Everything that I am about to say is just my personal opinion. Since I don’t live in Vietnam, it’s kind of hard for me to speak on the behalf of the entire population of Vietnam. However, I will do my best in explaining some of the Vietnamese sentiments that I have seen being expressed online.
On the topic of Sơn Tùng M-TP, I believe he is generally viewed positively these days. When I first started writing on this blog, however, there was a large vocal group of people that regarded M-TP as a Kpop copycat and believed his songs to be plagiarized. Because of this, I spent a good amount of time in the early days having to defend M-TP against all sorts of anti-fans. Through the years, M-TP’s popularity has continued to grow with anti-fans being increasingly outnumbered. I believe M-TP has proven himself with a steady run of hit songs that he isn’t just some wannabe copycat. After the massive success of Lạc Trôi – a very non-Kpop sounding Vietnamese song, it is now much harder for haters to say that M-TP’s success is due to him copying Kpop artists. There are still some haters that persist, but I believe M-TP has lived up to my proclamation (I was the first one to refer to him as the “prince of Vpop” back in 2015 BTW) that M-TP is a once in a generation talent who will become the most important figure in putting Vpop on the map. He is, after all, the biggest star Vpop has to offer and I would say most influential too. More Vietnamese people seem to have accepted that fact now.
On the topic of Bích Phương, I would say she is very well-liked by the Vietnamese people with little to no anti-fans. BP took a more traditional path in the Viet music industry. She studied music in college then went on to be a contestant on Vietnam Idol 2008 (top 40) and Vietnam Idol 2010 (top 7). After Vietnam Idol, BP became popular for singing pop ballads and sad love songs (genres that have been historically popular in Vietnam). In recent years, BP has become more indie pop with a focus on promoting Vietnamese culture in her MVs. For example, Nói Thương Nhau Thì Đừng Làm Trái Tim Em Đau is one of multiple MVs that BP made to promote Vietnamese culture in her “Vietnam Vietnam” project. BP seems to care more about the art of her work than popularity. She may not be the most mainstream artist, but it is hard not to respect her work when she is helping to showcase the culture of an ethnic minority like the Red Dao in Vietnam. Even as a more artsy singer, BP is still quite popular among the masses. I would compare BP to Florence + the Machine – popular and well-received but still somewhat on the outskirts of the mainstream conscious.

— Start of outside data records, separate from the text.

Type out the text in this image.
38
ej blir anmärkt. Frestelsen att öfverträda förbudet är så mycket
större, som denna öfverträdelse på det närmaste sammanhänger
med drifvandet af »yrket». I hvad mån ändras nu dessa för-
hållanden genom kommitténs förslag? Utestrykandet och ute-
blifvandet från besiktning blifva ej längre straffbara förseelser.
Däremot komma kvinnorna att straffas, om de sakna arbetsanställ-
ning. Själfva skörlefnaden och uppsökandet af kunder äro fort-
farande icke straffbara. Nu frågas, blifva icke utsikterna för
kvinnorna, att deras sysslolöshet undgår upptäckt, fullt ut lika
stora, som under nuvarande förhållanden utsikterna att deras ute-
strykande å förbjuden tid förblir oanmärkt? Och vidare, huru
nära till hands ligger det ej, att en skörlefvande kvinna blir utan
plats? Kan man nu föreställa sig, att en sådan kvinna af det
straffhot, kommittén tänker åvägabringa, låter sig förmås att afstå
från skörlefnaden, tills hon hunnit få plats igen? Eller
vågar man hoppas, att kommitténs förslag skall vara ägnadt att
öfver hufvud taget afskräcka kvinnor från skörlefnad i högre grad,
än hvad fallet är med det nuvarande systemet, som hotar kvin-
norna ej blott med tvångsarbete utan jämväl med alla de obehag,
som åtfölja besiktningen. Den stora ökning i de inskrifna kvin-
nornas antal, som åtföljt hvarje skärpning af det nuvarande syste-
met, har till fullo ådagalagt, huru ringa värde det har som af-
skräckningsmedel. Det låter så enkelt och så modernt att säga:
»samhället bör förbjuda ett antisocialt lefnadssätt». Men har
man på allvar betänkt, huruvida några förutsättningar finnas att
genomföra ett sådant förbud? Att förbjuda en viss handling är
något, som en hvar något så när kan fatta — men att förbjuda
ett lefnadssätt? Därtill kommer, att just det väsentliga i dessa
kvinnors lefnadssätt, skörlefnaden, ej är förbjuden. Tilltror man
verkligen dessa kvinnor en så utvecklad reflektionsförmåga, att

On the topic of Chi Pu, she easily is the most controversial figure on this list. Chi Pu got her start as a “hot girl” – the Vietnamese equivalent of being an Instagram model i.e. being famous and influential through the usage of social media. Most of her MVs on YouTube have a very high dislike to like ratio. The only exceptions seems to be her latest MV, which takes a more conservative, traditional approach to Vietnamese music. Like I wrote in my blog post about April comebacks, ANH ƠI Ở LẠI is a song that is much more aligned with traditional Vietnamese sentiments. Therefore, I am not surprised that it has been well-received by the Vietnamese audience. I am, however, a little bit surprised at just how little dislikes this MV has gotten compared to Chi Pu’s other works. Chi Pu is viewed as a “hot girl” who has no business singing by many people. So much so, that another popular Vietnamese singer once stated that she felt insulted by the influx of “hot girls” (aka Chi Pu) parading themselves as singers when they clearly lack the vocal talent and training to do so. I, myself, have been very critical of Chi Pu in the past. A lot of Chi Pu’s works have been all visual nonsense to distract from Chi Pu’s lack of vocal singing ability. Not only that, but Chi Pu has essentially marketed herself as a Korean Kpop Idol doing Vpop. Thus, Chi Pu has her fair share of anti-fans. But like myself, I believe most Vietnamese people are willing to give her a chance as long as she puts more effort in her music.
On the topic of Chi Pu’s racy 16+ MV, I would say the whole point was to shock. MỜI ANH VÀO was definitely an abnormal Vpop MV. For the most part, Vietnam has a very conservative culture. Pornography is banned in the country. That said, a lot of Vietnamese people are closet perverts IMO. The lewdest Facebook posts that I see in my feed always seem to come from friends and family members living in Vietnam. Perhaps, they are just sexually suppressed and frustrated. I don’t know. I come from a Catholic Vietnamese family, so my views maybe warped from the average Vietnamese person living in Vietnam since most aren’t Catholic. But, I do feel Vietnamese people tend to value cuteness and the “pure” woman over the raunchiness and lewdness shown by Chi Pu in this MV. Just judging by the YouTube comments, I would say most of the viewers are under that age of 21 who came for the tits and stayed for the tits.